When a bank makes a loan, it is not required to have 100% of that amount covered by funds on deposit with it. In reality it only needs to have about 10% of the loan actually covered by funds available to it (I may have the exact amount wrong, and it fluctuates as the BofE set the figure, IIRC).
In double-entry all it has to do is create, say, an account called "General Mortgages", and another one called "Loan account for Joe Bloggs". To represent a loan, one goes positive and the other negative, by exactly the same amount, thus setting up the debt.
So as far as the system is concerned, no money is "created" as the two numbers cancel out, BUT if the currency was broad beans, rather than numbers in a book, it couldn't be done, as the bank's sack of beans, given it by bean depositors (savers), wouldn't hold enough beans to hand out to everyone wanting a mortgage denominated in beans.

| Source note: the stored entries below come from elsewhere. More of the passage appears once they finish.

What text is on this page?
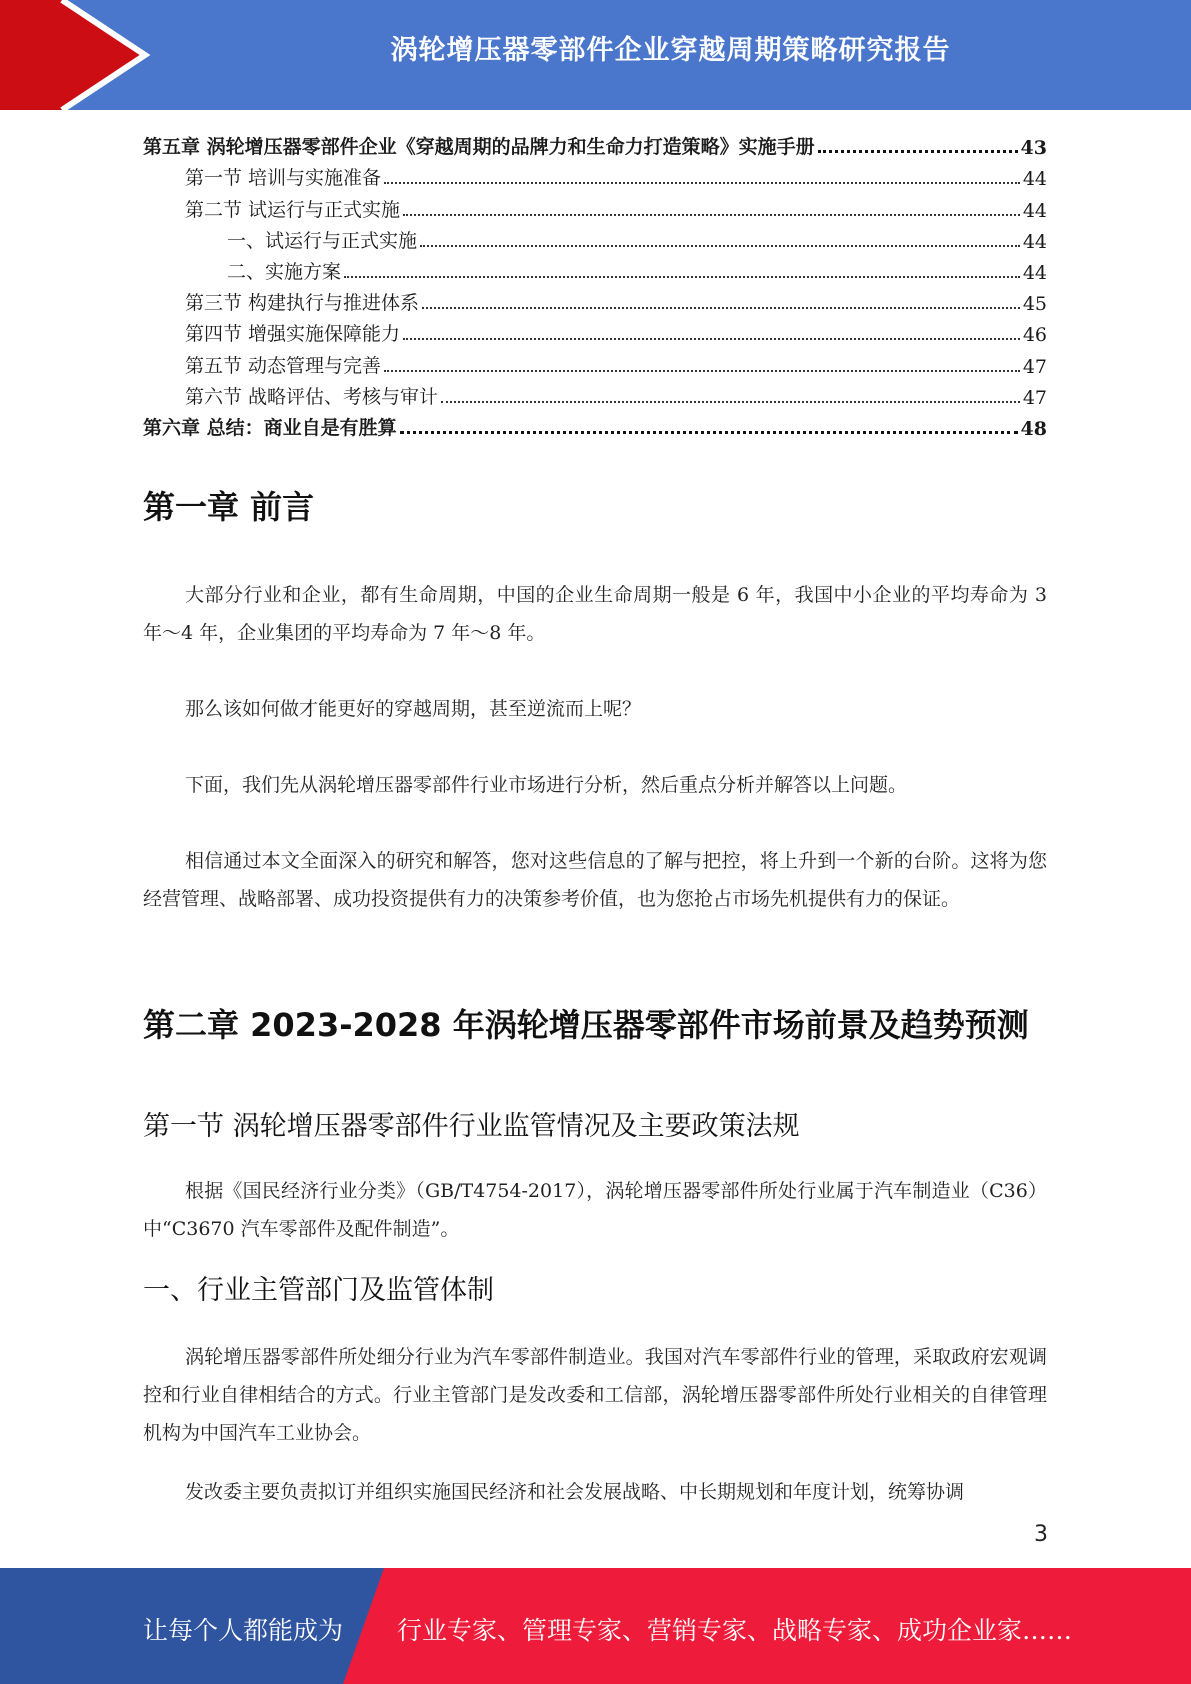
涡轮增压器零部件企业穿越周期策略研究报告
第五章 涡轮增压器零部件企业《穿越周期的品牌力和生命力打造策略》实施手册	43
第一节 培训与实施准备	44
第二节 试运行与正式实施	44
一、试运行与正式实施	44
二、实施方案	44
第三节 构建执行与推进体系	45
第四节 增强实施保障能力	46
第五节 动态管理与完善	47
第六节 战略评估、考核与审计	47
第六章 总结：商业自是有胜算	48
第一章 前言

大部分行业和企业，都有生命周期，中国的企业生命周期一般是 6 年，我国中小企业的平均寿命为 3 年～4 年，企业集团的平均寿命为 7 年～8 年。

那么该如何做才能更好的穿越周期，甚至逆流而上呢？

下面，我们先从涡轮增压器零部件行业市场进行分析，然后重点分析并解答以上问题。

相信通过本文全面深入的研究和解答，您对这些信息的了解与把控，将上升到一个新的台阶。这将为您经营管理、战略部署、成功投资提供有力的决策参考价值，也为您抢占市场先机提供有力的保证。

第二章 2023-2028 年涡轮增压器零部件市场前景及趋势预测
第一节 涡轮增压器零部件行业监管情况及主要政策法规

根据《国民经济行业分类》（GB/T4754-2017），涡轮增压器零部件所处行业属于汽车制造业（C36）中“C3670 汽车零部件及配件制造”。

一、行业主管部门及监管体制

涡轮增压器零部件所处细分行业为汽车零部件制造业。我国对汽车零部件行业的管理，采取政府宏观调控和行业自律相结合的方式。行业主管部门是发改委和工信部，涡轮增压器零部件所处行业相关的自律管理机构为中国汽车工业协会。

发改委主要负责拟订并组织实施国民经济和社会发展战略、中长期规划和年度计划，统筹协调

3
让每个人都能成为 行业专家、管理专家、营销专家、战略专家、成功企业家……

This is what makes it "fiat" money - it's imaginary, and the system is based, ultimately on honour. The miserable fact though is that the bank diesn't have a lien on an imaginary pile of beans, it has one on a real-world property. So, if the debt isn't repaid and the bank forecloses, it wins a REAL house in exchange, on the basis of creating money from thin air. This is one reason why mortgage lenders foreclose and sell off property at deep discounts sometimes: in the real world they are winning. And they can still offset the bad debt "loss" against any trading profits!
Shakespeare's maxim, "Never a debtor nor a lender be." is arguably a very wise one. A large proportion of "economic growth" is actually inflationary, meaning it's actually a drop in worth of the currency as the quantity of 'money in circulation' increases, rather than an increase in the absolute value of the country.
As has already been said by Mike, our indebtedness is staggering. It is extremely hard to get an accurate assessment of public debt as the ONS have an annoying habit of parking politically tricky stuff in hard-to-find categories. So, for example, local authority pensions obligations, nuclear decommissioning, some of the bank crash fallout, and re-nationalizing Railtrack, have all at various times been made hard to find in the numbers, because they've caused successive governments embarrassment.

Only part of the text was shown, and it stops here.